The sooner the South Island was returned to alert level 1 the sooner the economy would get moving again, he said.
Under the current alert level 2 rules, his business was trading 30 per cent down on what it was in level 2 in 2020.
“Hospitality is an industry about connections and putting smiles on people’s faces and we are wrapped up in a mask.”
He called on the Government to provide targeted assistance to industries struggling during the pandemic.
Finance minister Grant Robertson said the alert level 2 decisions for areas outside of Auckland was not about the presence or absence of Covid cases in those places.
“It is a precaution because of the cases in Auckland. What we are doing is limiting mass gatherings so that if there were a case come across the boundary we would not have superspreader events.
The Government’s general approach was to provide universal support as it was hard to give targeted support effectively and fairly.
Support to businesses to recognise the extended lockdown had increased, including a second round of the resurgence support payment which opened on Friday and was available to eligible businesses, including those in Invercargill, Robertson said.
“We continue to monitor and assess the situation and remain in touch with groups including Hospitality NZ about the challenges they face.”
Prime Minister Jacinda Ardern has said the alert levels outside of Auckland will not drop until Auckland’s lockdown stopped new Covid infections.
Invercargill MP Penny Simmonds said it was important for Southlanders to shop local as many businesses were struggling after the latest lockdown and subsequent alert levels.
Spending in the hospitality sector in New Zealand fell by almost 30 percent in August, she said.
Davies call for a lowering of alert levels in the south was echoed by Invercargill chef Graham Hawkes this week. Hawkes said the financial situation was becoming desperate for many South Island hospitality businesses and the alert level should be dropped to one immediately.
Customer numbers had fallen markedly for many restaurants and bars in alert level 2, and very few of them were breaking even.
Permanent closure was an option for some businesses, he said.
Invercargill Licensing Trust chief executive Chris Ramsay said the trust’s bars and restaurants had not turned a profit under the new alert level 2 rules. A major concern was that establishments were limited to 50 people in level 2 when trust’s bars could safely cater for many more.
But the Government had since said if Auckland was dropped to alert level 3 late on Tuesday it anticipated the number of people who could gather together in hospitality venues would be lifted to 100.
The Government has also decided when alert level 1 is implemented, the same rules will apply as in the previous level 1.

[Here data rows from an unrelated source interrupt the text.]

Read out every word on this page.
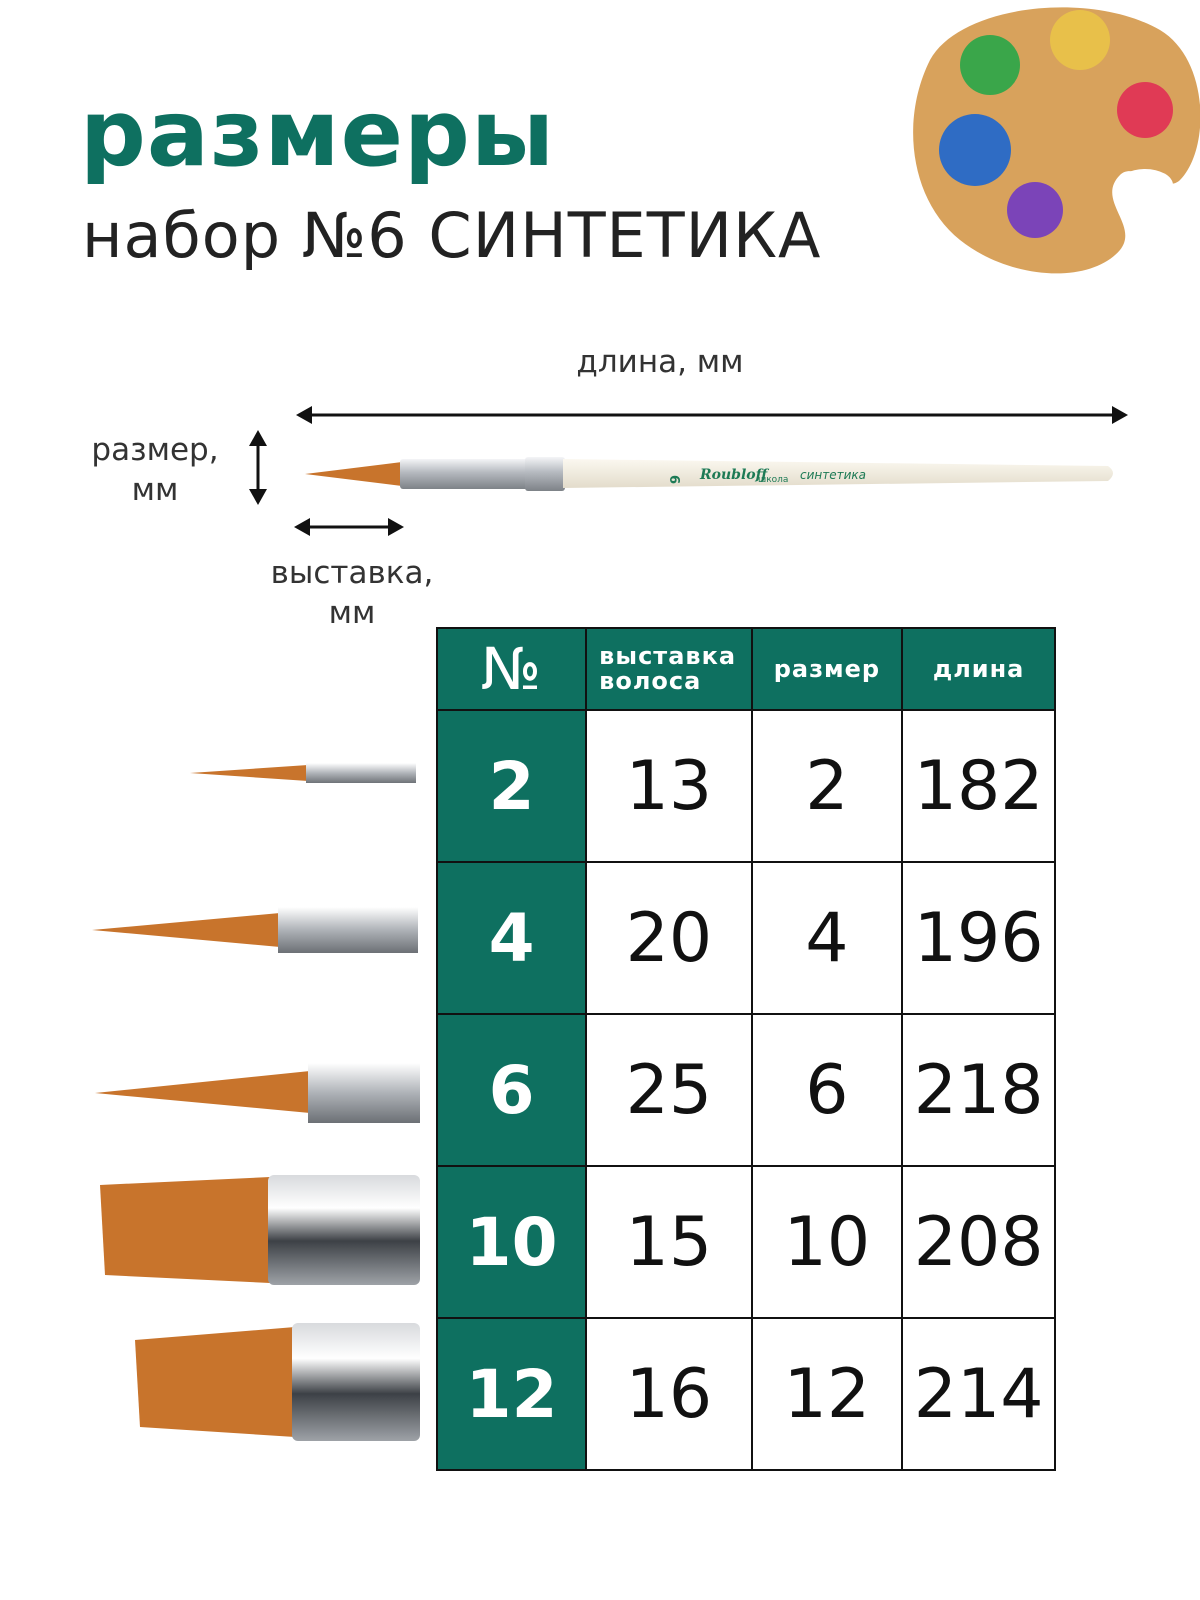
размеры
набор №6 СИНТЕТИКА
длина, мм
размер, мм
выставка, мм
6 Roubloff
школа синтетика
№	выставка волоса	размер	длина
2	13	2	182
4	20	4	196
6	25	6	218
10	15	10	208
12	16	12	214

Davies believed the introduction of rapid saliva Covid testing around the country would “bring some security” to people considering travelling domestically.
A spokesperson for the Covid-19 response minister Chris Hipkins said saliva testing was being done at the managed isolation facilities and at the Auckland boundary, but the tests still required laboratory processing to get the results.
The Government was moving on introducing rapid antigen tests into New Zealand which were not as accurate, but would have a role, including in the business community.